After trying out our new set of superpowers on training dummies in the ready room, we were ready to take on the first wave of enemies: prison guards which Menton had insidiously turned against us. I was expecting a flat gray backdrop for this fight and immediately impressed at the quality of the art even in the cellblocks. Instead of hazing into a blur at the limits of the draw distance, the walls, floors, and distant objects took on an angular yet familiar look - exactly what you'd expect in a comic book. The effect amplified the detail in the foreground, drawing attention to the incredible job Cryptic has done with applying shaders and textures to the cell-shaded character models and objects. The comic book effect is carried forward in the animations, where freeze frames at the end of exaggerated swings, spell casts, and other actions punctuate the moves as well as a wham! or biff! bubble ever could. Also, the nicely spaced cutscenes offer a nice bow to the console gamer; important since Cryptic will court X360 gamers as well as us PC types with Champions Online.
Nowhere was Champions Online more like a comic book brought to life than in the final encounter with Menton. After gathering parts needed to fix the power suppressors, we were ready to take on this master of mental mayhem. Though no figure in the Cryptic's rendition of Champions Online attracted more controversy than the spindly, stylized Menton, his abilities and associated animations were in top form. Especially poignant was a levitating buildup as Menton crackled with purple mental energy followed by an area-of-effect shockwave (that sent my character reeling in a elaborate ragdoll-esque knockback better than any I've seen in an MMORPG). This was followed by some of the better AI I've seen in an encounter, as Menton weaved among obstacles and ascended to the power suppressor superstructure to make targetting difficult.
Cheers and Fears
Though screenshots don't do the game justice, Cryptic has come a very long way towards achieving everything they sought to with their absolutely unparalleled cell-shaded, comic book brought-to-life look; it's absolutely spot-on and I can't say enough about it. The game is eminently playable after a relatively short time in development, a fact all the more impressive given that all the assets Cryptic developed for the now-discontinued MMORPG Marvel Universe Online were off-limits for the present project. Gameplay is fluid and the way abilities can easily be swapped out on the X360 controller is groundbreaking for MMORPGs. I'm curious as to how voicechat-averse players will chat if their hands are tied up with the controller, but this is a common problem that all console-destined MMORPGs from Age of Conan to The Agency and both the next-gen superhero MMORPGs will have to solve.
That said, I'm anxious to see more superhero pop in the coming months.
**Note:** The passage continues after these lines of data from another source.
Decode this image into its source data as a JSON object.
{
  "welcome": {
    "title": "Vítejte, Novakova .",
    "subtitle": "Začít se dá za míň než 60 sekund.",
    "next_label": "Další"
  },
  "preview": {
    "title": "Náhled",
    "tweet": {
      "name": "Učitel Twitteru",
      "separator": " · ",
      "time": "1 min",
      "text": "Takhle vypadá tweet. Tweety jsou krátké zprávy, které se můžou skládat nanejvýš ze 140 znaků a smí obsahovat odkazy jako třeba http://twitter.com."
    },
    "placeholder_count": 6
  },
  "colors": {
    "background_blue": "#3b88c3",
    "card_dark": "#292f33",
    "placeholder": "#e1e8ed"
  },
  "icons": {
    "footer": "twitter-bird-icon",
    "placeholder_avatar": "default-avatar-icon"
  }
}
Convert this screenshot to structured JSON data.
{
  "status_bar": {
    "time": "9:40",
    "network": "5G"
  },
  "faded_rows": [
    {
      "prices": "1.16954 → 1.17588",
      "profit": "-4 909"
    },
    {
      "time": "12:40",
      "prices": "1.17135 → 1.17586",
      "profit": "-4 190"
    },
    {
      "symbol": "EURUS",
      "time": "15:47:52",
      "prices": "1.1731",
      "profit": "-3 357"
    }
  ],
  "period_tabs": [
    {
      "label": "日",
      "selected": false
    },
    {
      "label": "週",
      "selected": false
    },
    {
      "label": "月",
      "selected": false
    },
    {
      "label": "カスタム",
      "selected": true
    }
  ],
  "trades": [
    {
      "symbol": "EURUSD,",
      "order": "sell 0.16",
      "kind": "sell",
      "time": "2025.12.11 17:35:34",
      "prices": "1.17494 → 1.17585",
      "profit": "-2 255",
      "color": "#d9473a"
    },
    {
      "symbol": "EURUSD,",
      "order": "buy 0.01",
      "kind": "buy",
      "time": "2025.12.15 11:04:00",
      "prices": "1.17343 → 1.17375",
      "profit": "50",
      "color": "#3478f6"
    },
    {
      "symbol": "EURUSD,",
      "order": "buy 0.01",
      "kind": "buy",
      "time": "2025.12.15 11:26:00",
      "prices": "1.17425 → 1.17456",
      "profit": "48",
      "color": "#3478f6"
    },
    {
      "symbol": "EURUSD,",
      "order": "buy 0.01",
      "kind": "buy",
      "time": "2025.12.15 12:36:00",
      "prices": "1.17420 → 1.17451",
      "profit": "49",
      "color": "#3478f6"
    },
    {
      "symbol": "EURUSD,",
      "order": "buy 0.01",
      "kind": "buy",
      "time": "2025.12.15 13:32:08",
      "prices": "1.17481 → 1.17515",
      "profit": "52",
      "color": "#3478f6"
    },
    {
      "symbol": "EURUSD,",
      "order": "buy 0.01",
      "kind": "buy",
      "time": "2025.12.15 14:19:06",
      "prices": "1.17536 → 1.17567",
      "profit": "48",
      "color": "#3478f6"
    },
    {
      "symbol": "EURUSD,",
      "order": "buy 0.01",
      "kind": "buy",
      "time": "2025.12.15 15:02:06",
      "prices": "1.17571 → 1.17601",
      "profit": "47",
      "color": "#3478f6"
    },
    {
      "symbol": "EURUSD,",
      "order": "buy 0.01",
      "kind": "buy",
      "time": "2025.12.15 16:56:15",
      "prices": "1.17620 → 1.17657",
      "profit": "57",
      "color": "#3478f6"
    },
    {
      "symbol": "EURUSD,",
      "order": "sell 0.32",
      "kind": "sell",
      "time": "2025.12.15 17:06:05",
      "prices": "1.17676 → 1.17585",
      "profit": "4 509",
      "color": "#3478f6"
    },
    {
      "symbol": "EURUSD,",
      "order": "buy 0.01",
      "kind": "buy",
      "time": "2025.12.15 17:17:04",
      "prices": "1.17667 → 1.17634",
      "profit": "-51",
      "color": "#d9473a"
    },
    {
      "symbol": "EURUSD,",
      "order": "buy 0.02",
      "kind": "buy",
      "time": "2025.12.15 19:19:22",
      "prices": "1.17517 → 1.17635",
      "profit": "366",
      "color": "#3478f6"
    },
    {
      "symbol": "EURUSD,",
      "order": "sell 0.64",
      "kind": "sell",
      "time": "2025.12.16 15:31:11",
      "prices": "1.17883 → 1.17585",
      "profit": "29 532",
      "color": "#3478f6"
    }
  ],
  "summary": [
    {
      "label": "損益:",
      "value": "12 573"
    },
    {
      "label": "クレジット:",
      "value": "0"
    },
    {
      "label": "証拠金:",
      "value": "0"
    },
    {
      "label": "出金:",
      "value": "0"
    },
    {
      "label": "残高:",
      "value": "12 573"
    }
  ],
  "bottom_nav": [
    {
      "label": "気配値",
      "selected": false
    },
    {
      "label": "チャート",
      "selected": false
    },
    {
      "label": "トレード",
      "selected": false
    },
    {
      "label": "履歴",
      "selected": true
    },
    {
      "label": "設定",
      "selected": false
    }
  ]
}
While the kind of travel abilities that helped make City of Heroes and City of Villains special were promised in an earlier Q&A session, we didn't yet see these abilities or an urban setting like Millenium City that would help cement this game as a true, card-carrying member of the superhero MMORPG genre. And it is unfortunate for the Champions Online hype that DC Universe Online was showing incredible abilities like tossing buses and super-speeding up skyscrapers at Comic-Con International in late July. But some or all of that, plus a glimpse of the vaunted nemesis mechanic, is what we have to look forward to in the coming months.